Every meeting we have, I try to be candid and use humor and relatability to make sure that every woman there feels at ease and feels comfortable, because they're not going to get any value out of feeling like this is a formal setting. It's not like that at all. I’ve never been one for formalities, anyways, but I like that more kind of laid-back ease and approachability.  

Tell us about an influential woman in your life.

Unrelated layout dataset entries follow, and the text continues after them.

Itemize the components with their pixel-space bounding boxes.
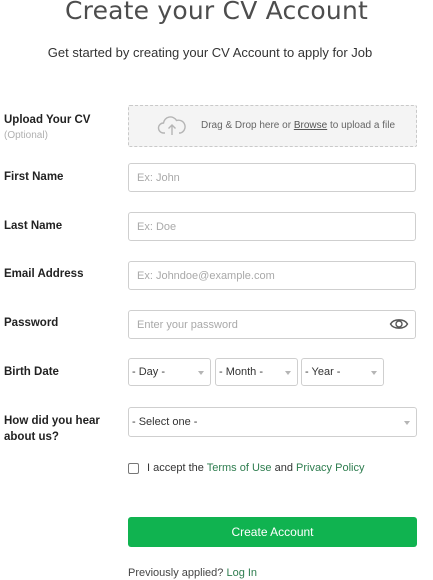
birth-date-label: Birth Date	[4, 366, 59, 378]
previously-applied-label: Previously applied?	[128, 567, 227, 579]
eye-icon[interactable]	[389, 317, 409, 336]
birth-day-select[interactable]: - Day -	[128, 358, 211, 386]
password-input[interactable]	[129, 311, 377, 338]
create-account-button[interactable]: Create Account	[128, 517, 417, 547]
birth-month-value: - Month -	[219, 366, 264, 378]
email-label: Email Address	[4, 268, 84, 280]
browse-link[interactable]: Browse	[294, 120, 327, 131]
chevron-down-icon	[198, 371, 204, 375]
last-name-input[interactable]	[129, 213, 377, 240]
cloud-upload-icon	[157, 114, 187, 143]
email-field-box	[128, 261, 416, 290]
birth-year-value: - Year -	[305, 366, 341, 378]
first-name-field-box	[128, 163, 416, 192]
last-name-label: Last Name	[4, 220, 63, 232]
log-in-link[interactable]: Log In	[226, 567, 257, 579]
birth-day-value: - Day -	[132, 366, 165, 378]
email-input[interactable]	[129, 262, 377, 289]
optional-hint: (Optional)	[4, 130, 48, 141]
chevron-down-icon	[371, 371, 377, 375]
dropzone-text-suffix: to upload a file	[327, 120, 396, 131]
chevron-down-icon	[285, 371, 291, 375]
chevron-down-icon	[404, 421, 410, 425]
upload-cv-label: Upload Your CV (Optional)	[4, 112, 90, 144]
previously-applied-text: Previously applied? Log In	[128, 567, 257, 579]
dropzone-text: Drag & Drop here or Browse to upload a f…	[201, 120, 395, 131]
birth-year-select[interactable]: - Year -	[301, 358, 384, 386]
first-name-input[interactable]	[129, 164, 377, 191]
terms-of-use-link[interactable]: Terms of Use	[207, 462, 272, 474]
terms-and: and	[271, 462, 296, 474]
privacy-policy-link[interactable]: Privacy Policy	[296, 462, 364, 474]
password-label: Password	[4, 317, 59, 329]
last-name-field-box	[128, 212, 416, 241]
source-value: - Select one -	[132, 416, 198, 428]
source-label: How did you hear about us?	[4, 415, 100, 443]
source-select[interactable]: - Select one -	[128, 407, 417, 437]
terms-checkbox[interactable]	[128, 463, 139, 474]
upload-cv-label-text: Upload Your CV	[4, 114, 91, 126]
page-subtitle: Get started by creating your CV Account …	[47, 45, 373, 60]
terms-prefix: I accept the	[147, 462, 207, 474]
birth-month-select[interactable]: - Month -	[215, 358, 298, 386]
terms-text: I accept the Terms of Use and Privacy Po…	[147, 462, 364, 474]
cv-dropzone[interactable]: Drag & Drop here or Browse to upload a f…	[128, 105, 417, 147]
page-title: Create your CV Account	[64, 0, 369, 25]
first-name-label: First Name	[4, 171, 64, 183]
dropzone-text-prefix: Drag & Drop here or	[201, 120, 294, 131]
password-field-box	[128, 310, 416, 339]
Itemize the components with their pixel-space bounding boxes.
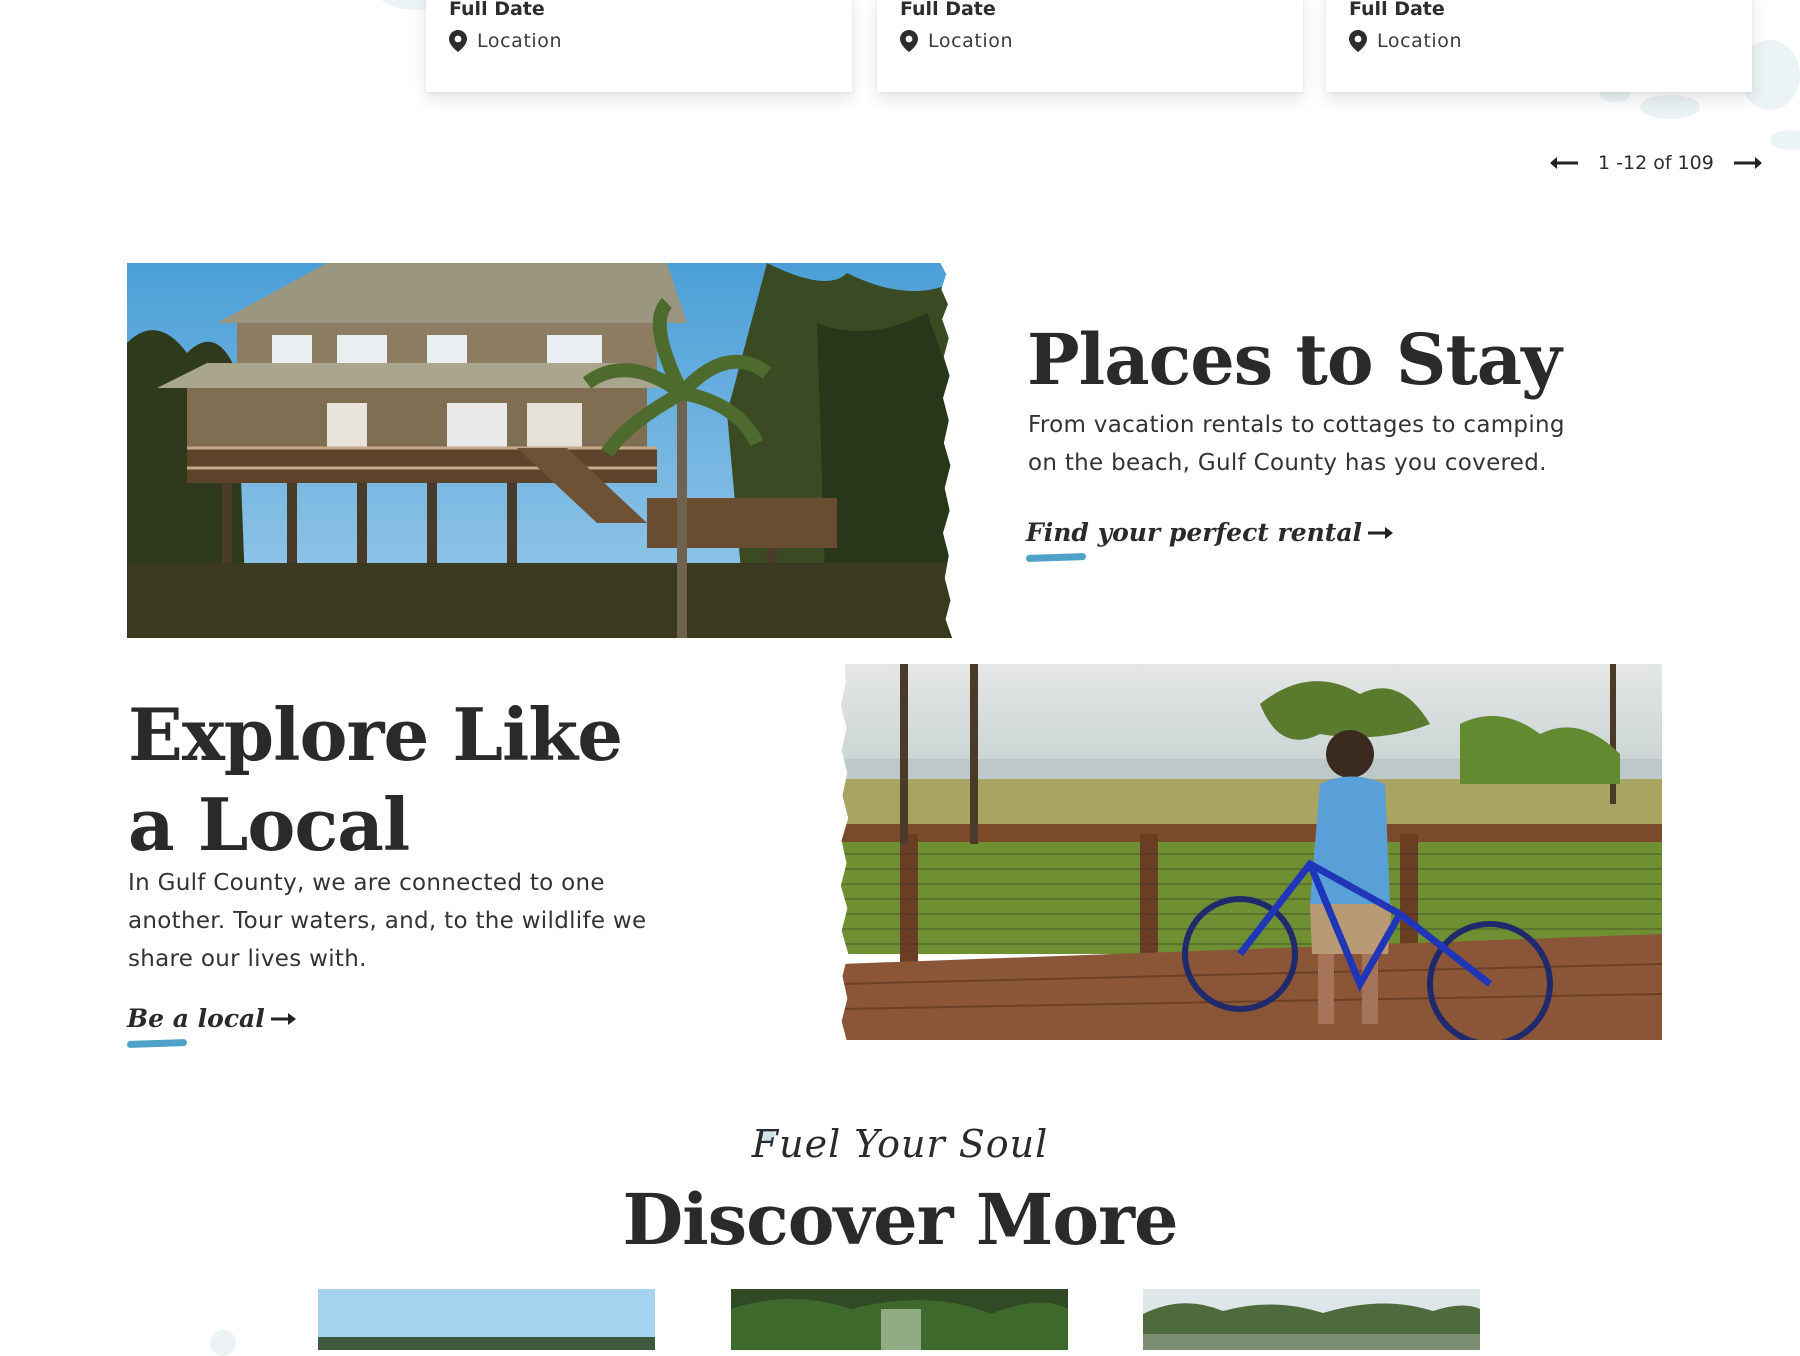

There's one in particular that came to mind this morning because I think of her very often. Her name is Rene Friend Brinson. She's just a light, and her story, to me, has always been amazing. I met her through a shoot that we were doing with P&G called “Love Has No Labels.” We wanted to do this photoshoot with all these real people because we wanted to show diversity. We wanted to show interracial couples, people with disabilities, LGBTQ, and whatnot. Within that group of people with disabilities came her son Logan, and he was 19 years old at the time and had a multitude of genetic disorders. He was relatively short. He had a lot of speech issues. He just had so much going on. I tried to make everyone more comfortable and I was asking each family like, “What kind of music do you like?” and so I found out that Logan loved Elvis. I made sure when he came to the studio we turned Elvis on, and we've just met this kid, and he's having the time of his life, and his mom was in awe. You could just see how much they loved one another and the amount of strength that she had, because her days were spent raising her son relatively on her own. I was just blown away by her, and it was a privilege to get to know them. About a year after we did that shoot, Logan got sick and was in the hospital for about a month when he passed. Logan and Rene were kind of like my first dose of really authentic people to sit down with. She's just so inspiring.